Un atractivo adicional del aviso que publicaba Petronila Ibarra se recogía en las ventajas obtenidas por los clientes que contrataban su servicio. Primero, garantizaba ropa "perfectamente preparada". En segundo lugar, aseguraba al cliente que recibiría la ropa "con exactitud todos los sábados". La tercera bondad de su servicio al vapor era "que la ropa, no siendo maltratada, dura cuando menos tres veces más que la ropa batida sobre las piedras". La cuarta garantía de su idoneidad consistía en que si se perdía alguna pieza, la pagaba inmediatamente. El quinto argumento no podía ser más peculiar: prometía que las piezas que le confiaban no serían usadas ni alquiladas en su establecimiento. Finalmente, y en atención al deseo del público, "no se revuelve en el lavado la ropa de una casa con la de otras, puesto que cada una se lava por separado".
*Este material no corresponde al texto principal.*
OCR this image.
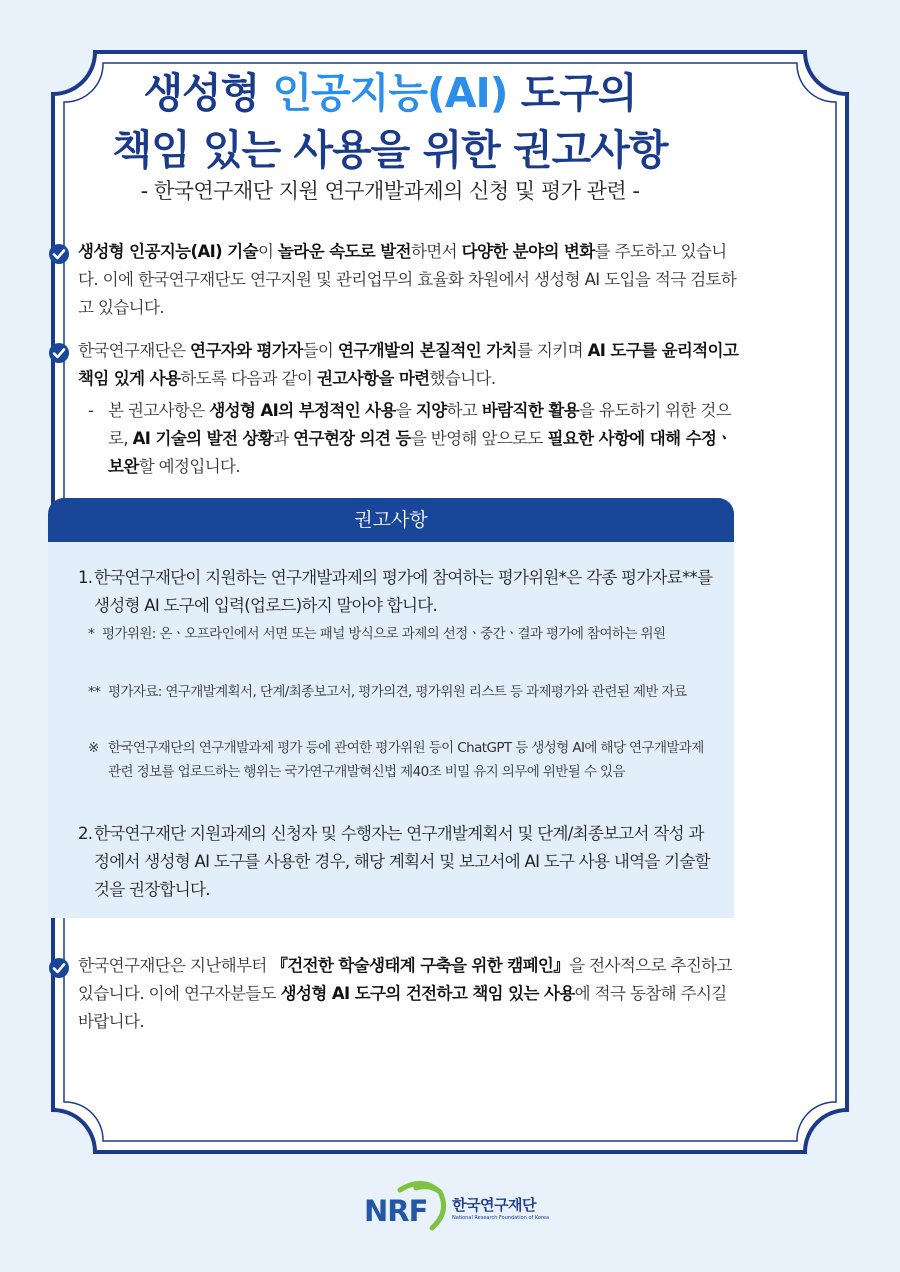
생성형 인공지능(AI) 도구의
책임 있는 사용을 위한 권고사항
- 한국연구재단 지원 연구개발과제의 신청 및 평가 관련 -
생성형 인공지능(AI) 기술이 놀라운 속도로 발전하면서 다양한 분야의 변화를 주도하고 있습니다. 이에 한국연구재단도 연구지원 및 관리업무의 효율화 차원에서 생성형 AI 도입을 적극 검토하고 있습니다.
한국연구재단은 연구자와 평가자들이 연구개발의 본질적인 가치를 지키며 AI 도구를 윤리적이고 책임 있게 사용하도록 다음과 같이 권고사항을 마련했습니다.
- 본 권고사항은 생성형 AI의 부정적인 사용을 지양하고 바람직한 활용을 유도하기 위한 것으로, AI 기술의 발전 상황과 연구현장 의견 등을 반영해 앞으로도 필요한 사항에 대해 수정ㆍ보완할 예정입니다.
권고사항
1. 한국연구재단이 지원하는 연구개발과제의 평가에 참여하는 평가위원*은 각종 평가자료**를 생성형 AI 도구에 입력(업로드)하지 말아야 합니다.
* 평가위원: 온ㆍ오프라인에서 서면 또는 패널 방식으로 과제의 선정ㆍ중간ㆍ결과 평가에 참여하는 위원
** 평가자료: 연구개발계획서, 단계/최종보고서, 평가의견, 평가위원 리스트 등 과제평가와 관련된 제반 자료
※ 한국연구재단의 연구개발과제 평가 등에 관여한 평가위원 등이 ChatGPT 등 생성형 AI에 해당 연구개발과제 관련 정보를 업로드하는 행위는 국가연구개발혁신법 제40조 비밀 유지 의무에 위반될 수 있음
2. 한국연구재단 지원과제의 신청자 및 수행자는 연구개발계획서 및 단계/최종보고서 작성 과정에서 생성형 AI 도구를 사용한 경우, 해당 계획서 및 보고서에 AI 도구 사용 내역을 기술할 것을 권장합니다.
한국연구재단은 지난해부터 『건전한 학술생태계 구축을 위한 캠페인』을 전사적으로 추진하고 있습니다. 이에 연구자분들도 생성형 AI 도구의 건전하고 책임 있는 사용에 적극 동참해 주시길 바랍니다.
NRF 한국연구재단
National Research Foundation of Korea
Para mayor satisfacción de la clientela, la empresa se hacía cargo de buscar la ropa sucia en las casas y de llevarla limpia. Pero advertía que si el despacho no estaba listo para cuando se iba a buscar, los interesados tendrían que remitirlo al establecimiento. Y, en este punto, remataba con esta precisión: "porque la empresa no puede invertir el tiempo en viajes inútiles". La última aclaratoria del aviso salía de boca de una auténtica mujer de negocios: "La dueña de la empresa no se hace responsable de la ropa ni de los reales entregados a personas que no pertenezcan al establecimiento".